Each successful act of corruption feeds the appetite for greater effort in the same direction and a corps of greedy men is built up throughout the country to stand up loyally for a government that thus quickly enriches the shrewd corrupters, all the time bamboozling the poor that they are serving the cause of their uplift.
And the Devil taking him up into an high mountain. shewed unto him all the kingdoms of the world in a moment of time. And the Devil said unto him, All this power will I give thee, and the glory of them; for that is delivered unto me; and to whomsoever I will, I give it. If thou therefore will worship me, all shall be thine. And Jesus answered and said unto him, get thee behind me, Satan.
If I did not see the Devil in this scheme of contact between officials and businessmen and the issue of small and big relative monopolies going by the fanciful name of 'socialistic pattern', I would not have revolted. But when I saw a great corrupting movement set in motion and all national and individual life brought under its baneful shadow, I felt it my duty to throw away all other considerations, and revolt without a thought as to whether I shall win or lose in this battle against heavy odds. When one sees a great evil, one must fight it. Otherwise, there is no purpose in life. I am not exaggerating the corruption. I had seen the finest official cadre in Asia working splendidly, and I have seen it now ruined completely under this evil system, and in a very short time. I have seen landslides of moral standards like mountain sides toppling down during an earthquake. I have seen callousness and greed replace all traditional sensibility and restraint, all ideas of swadharma. My great age and varied experience have enabled me to see the changes and contrasts, and the consequent distress is great.
This is an attempt to explain why I have broken away from valuable friendships and time-honoured camaraderie, which to many is still a mystery and is cause for distress and adverse comment. The sacrifice of comradeship and affection that I have made now, giving up that precious possession, and earning displeasure and dislike in the highest quarters - these are no less a sacrifice than what I made when I was forty, and full of potential for worldly advancement, gave up my practice at the bar, grieved my aged father, withdrew my children from school and college, and went into the wilderness in 1920.

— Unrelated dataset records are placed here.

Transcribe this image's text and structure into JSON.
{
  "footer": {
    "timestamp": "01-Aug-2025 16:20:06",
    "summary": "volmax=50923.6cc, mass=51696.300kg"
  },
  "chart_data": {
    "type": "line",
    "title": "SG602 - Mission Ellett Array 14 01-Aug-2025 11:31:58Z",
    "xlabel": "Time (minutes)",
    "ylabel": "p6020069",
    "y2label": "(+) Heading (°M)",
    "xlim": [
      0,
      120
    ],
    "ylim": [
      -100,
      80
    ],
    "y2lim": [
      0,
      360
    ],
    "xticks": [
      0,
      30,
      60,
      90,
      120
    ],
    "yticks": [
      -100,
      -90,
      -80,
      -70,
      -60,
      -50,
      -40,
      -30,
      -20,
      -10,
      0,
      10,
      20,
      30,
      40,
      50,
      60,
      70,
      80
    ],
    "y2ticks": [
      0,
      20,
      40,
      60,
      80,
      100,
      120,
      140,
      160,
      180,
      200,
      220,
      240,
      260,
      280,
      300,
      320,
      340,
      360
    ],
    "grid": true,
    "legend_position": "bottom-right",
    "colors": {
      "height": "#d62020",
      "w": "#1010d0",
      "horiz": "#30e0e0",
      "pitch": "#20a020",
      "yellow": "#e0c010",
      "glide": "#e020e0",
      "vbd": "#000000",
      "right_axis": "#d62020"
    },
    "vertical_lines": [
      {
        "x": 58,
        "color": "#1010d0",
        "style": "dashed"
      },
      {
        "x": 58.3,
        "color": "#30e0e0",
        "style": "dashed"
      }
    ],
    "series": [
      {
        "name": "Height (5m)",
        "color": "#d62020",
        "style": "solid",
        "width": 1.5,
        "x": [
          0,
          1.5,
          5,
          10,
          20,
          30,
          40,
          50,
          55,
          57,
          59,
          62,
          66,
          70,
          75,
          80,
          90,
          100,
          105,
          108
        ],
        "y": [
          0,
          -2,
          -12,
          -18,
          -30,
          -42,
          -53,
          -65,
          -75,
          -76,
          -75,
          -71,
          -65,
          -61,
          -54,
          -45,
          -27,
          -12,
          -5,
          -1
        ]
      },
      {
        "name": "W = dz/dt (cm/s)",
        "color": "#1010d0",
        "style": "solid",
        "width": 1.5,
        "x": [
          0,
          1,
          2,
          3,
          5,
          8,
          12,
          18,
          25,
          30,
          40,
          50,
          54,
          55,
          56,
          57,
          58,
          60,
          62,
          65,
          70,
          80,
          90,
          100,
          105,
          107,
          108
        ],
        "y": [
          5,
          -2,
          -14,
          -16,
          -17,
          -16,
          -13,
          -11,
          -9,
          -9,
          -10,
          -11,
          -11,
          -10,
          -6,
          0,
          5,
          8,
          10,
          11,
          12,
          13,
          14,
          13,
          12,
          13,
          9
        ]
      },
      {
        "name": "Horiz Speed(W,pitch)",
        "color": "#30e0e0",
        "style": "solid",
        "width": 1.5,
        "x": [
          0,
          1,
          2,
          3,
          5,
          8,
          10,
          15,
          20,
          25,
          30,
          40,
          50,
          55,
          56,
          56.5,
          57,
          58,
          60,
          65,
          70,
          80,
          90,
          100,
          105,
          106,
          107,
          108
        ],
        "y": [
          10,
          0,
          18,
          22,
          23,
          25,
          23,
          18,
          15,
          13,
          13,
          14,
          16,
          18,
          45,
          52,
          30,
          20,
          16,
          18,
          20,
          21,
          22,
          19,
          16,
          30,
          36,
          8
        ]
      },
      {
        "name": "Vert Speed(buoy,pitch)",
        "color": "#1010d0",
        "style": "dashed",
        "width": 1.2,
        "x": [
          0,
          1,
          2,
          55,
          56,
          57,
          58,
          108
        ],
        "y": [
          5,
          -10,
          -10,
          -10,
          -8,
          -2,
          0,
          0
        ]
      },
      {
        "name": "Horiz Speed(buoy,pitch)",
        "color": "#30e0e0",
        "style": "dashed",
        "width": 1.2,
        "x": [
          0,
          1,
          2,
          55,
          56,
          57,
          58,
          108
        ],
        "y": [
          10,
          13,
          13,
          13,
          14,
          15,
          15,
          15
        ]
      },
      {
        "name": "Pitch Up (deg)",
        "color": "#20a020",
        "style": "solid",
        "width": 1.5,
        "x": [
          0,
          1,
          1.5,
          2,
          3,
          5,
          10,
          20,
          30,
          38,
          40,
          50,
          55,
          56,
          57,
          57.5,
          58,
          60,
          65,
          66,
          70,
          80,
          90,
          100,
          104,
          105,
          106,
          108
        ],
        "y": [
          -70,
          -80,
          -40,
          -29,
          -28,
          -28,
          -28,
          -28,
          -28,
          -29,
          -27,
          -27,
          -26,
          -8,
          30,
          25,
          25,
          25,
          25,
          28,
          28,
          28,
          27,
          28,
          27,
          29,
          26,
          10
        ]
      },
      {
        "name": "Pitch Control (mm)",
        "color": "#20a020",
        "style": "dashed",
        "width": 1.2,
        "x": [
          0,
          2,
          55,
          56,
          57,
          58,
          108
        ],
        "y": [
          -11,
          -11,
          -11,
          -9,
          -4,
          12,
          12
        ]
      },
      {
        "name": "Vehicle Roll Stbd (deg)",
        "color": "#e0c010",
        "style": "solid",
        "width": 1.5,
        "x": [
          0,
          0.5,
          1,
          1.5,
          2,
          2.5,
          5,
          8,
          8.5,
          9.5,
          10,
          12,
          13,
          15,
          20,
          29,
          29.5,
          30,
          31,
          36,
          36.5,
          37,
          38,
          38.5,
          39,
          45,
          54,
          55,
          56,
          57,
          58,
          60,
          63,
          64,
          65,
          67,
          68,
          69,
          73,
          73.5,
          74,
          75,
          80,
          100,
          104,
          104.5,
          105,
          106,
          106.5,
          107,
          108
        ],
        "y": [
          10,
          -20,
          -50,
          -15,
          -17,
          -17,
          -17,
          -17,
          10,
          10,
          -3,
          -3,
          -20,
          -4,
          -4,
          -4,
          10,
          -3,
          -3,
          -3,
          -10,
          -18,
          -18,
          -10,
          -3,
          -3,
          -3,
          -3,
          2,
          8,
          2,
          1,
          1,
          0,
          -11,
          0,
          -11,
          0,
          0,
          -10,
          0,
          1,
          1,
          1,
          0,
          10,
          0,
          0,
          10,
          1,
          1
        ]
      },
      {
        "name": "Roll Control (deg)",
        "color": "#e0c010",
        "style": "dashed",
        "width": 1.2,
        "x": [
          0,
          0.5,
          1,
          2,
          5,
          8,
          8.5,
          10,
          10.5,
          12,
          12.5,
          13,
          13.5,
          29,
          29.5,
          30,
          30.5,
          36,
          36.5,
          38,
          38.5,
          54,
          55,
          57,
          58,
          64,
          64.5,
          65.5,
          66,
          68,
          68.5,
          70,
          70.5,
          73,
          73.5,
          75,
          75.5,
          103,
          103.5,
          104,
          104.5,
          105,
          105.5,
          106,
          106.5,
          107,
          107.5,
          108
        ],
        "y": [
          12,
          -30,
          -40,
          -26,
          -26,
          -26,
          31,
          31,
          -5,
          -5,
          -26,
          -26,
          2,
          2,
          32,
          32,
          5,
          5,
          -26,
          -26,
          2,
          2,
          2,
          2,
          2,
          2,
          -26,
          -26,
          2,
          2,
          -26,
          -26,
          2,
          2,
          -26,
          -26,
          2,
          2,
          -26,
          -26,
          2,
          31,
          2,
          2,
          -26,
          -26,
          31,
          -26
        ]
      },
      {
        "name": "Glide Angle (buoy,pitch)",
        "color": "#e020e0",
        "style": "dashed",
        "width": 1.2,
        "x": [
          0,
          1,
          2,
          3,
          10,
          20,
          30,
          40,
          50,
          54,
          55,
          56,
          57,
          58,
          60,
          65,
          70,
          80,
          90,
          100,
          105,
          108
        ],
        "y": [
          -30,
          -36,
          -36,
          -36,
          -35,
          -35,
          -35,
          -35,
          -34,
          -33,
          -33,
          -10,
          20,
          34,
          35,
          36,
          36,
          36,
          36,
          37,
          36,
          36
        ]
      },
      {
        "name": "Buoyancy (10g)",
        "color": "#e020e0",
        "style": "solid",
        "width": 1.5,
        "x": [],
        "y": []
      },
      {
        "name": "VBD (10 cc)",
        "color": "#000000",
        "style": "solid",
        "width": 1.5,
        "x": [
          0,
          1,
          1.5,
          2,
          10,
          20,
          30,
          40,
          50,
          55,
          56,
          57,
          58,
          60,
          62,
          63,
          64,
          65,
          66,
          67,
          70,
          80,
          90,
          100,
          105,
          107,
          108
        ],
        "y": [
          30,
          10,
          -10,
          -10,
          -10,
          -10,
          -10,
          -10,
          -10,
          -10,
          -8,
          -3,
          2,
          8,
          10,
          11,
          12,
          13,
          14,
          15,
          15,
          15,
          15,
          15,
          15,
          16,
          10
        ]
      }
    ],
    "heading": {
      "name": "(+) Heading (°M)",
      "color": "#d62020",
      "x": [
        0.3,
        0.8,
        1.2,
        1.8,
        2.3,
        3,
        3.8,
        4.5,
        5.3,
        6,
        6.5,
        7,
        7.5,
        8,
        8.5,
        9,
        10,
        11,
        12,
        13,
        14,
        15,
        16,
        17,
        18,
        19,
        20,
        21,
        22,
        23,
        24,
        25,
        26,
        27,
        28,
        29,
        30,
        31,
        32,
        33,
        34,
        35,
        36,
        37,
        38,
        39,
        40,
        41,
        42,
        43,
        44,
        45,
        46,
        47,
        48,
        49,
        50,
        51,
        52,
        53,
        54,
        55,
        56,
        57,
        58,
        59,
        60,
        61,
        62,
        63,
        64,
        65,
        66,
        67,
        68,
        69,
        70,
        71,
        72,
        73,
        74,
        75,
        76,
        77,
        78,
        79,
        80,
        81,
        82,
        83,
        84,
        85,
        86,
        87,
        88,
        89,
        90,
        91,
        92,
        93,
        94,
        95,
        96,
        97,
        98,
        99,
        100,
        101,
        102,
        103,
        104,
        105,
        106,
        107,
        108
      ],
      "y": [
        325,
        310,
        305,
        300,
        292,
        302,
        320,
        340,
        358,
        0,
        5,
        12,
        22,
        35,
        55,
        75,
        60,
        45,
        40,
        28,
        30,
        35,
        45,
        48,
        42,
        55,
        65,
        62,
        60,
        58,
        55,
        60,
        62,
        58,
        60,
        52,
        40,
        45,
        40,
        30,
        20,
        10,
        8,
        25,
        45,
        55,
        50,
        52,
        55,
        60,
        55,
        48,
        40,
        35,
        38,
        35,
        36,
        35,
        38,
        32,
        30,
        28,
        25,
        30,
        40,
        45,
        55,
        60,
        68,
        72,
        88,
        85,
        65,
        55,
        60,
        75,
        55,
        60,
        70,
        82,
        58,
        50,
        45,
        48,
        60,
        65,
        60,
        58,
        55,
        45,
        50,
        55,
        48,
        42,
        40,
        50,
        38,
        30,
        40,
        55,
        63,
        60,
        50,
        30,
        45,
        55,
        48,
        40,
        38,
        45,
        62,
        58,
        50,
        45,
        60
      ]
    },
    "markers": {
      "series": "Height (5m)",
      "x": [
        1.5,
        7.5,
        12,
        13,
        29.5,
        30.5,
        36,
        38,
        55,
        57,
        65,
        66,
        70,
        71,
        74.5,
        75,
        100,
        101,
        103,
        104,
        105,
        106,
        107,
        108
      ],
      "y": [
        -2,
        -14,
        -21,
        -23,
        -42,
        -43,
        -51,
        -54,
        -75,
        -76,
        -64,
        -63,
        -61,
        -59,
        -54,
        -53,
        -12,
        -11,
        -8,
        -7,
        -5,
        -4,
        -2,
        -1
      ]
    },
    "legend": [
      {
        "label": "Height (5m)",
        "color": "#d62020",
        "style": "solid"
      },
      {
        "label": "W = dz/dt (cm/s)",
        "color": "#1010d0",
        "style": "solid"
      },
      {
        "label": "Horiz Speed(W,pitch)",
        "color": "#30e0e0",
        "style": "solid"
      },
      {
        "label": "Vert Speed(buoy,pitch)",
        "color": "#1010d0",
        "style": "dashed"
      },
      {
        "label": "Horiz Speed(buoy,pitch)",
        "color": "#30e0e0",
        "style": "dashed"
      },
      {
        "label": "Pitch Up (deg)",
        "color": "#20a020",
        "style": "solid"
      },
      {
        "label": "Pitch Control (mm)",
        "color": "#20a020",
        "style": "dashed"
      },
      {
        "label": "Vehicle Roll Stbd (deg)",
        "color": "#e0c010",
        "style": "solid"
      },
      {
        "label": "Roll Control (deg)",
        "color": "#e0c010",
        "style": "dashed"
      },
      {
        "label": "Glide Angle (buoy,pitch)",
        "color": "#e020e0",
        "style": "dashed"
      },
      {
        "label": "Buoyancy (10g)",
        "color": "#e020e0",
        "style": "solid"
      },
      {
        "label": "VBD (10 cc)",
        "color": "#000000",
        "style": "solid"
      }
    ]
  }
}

I have often thought of those days when a spirit of adventure and a passionate abhorrence of foreign rule helped one to undergo any sacrifice, when contemplating the present position in which I have dared to raise the white star against totalitarianism and corruption. One is not helped in this battle against one's own misguided colleagues, by any youthful spirit of adventure or hatred of foreign rule. At every step there is pain at having to do it.
But should we not defend freedom, should we not defend democracy, should we not defend dharma? We must not allow India to be debased, mistaking mass selfishness for patriotism. We must love India and learn why we should love India. We must fight Statism, we must fight one-party rule, which has devised self-generating power to perpetuate itself, and we must stem the tide of greed and corruption. We must bring again into being a cadre of sternly honest officials to administer our affairs as was done till recently. It is a sacred duty, if there be any purpose in life and if we are not just spinning tops, spinning till death overtakes us and we go down to be re-absorbed into dead matter, tools mourning around the body that once was alive. When the morality of the nation and its elite is being undermined and threatened with destruction, there is no question of any alternative or surrender to superior force. We must fight and protect the soul of the nation from being overwhelmed and destroyed. It is the duty of each citizen to resist it to the utmost without waiting for others or counting the cost. For if the nation's morality is lost, there will be nothing thereafter to save.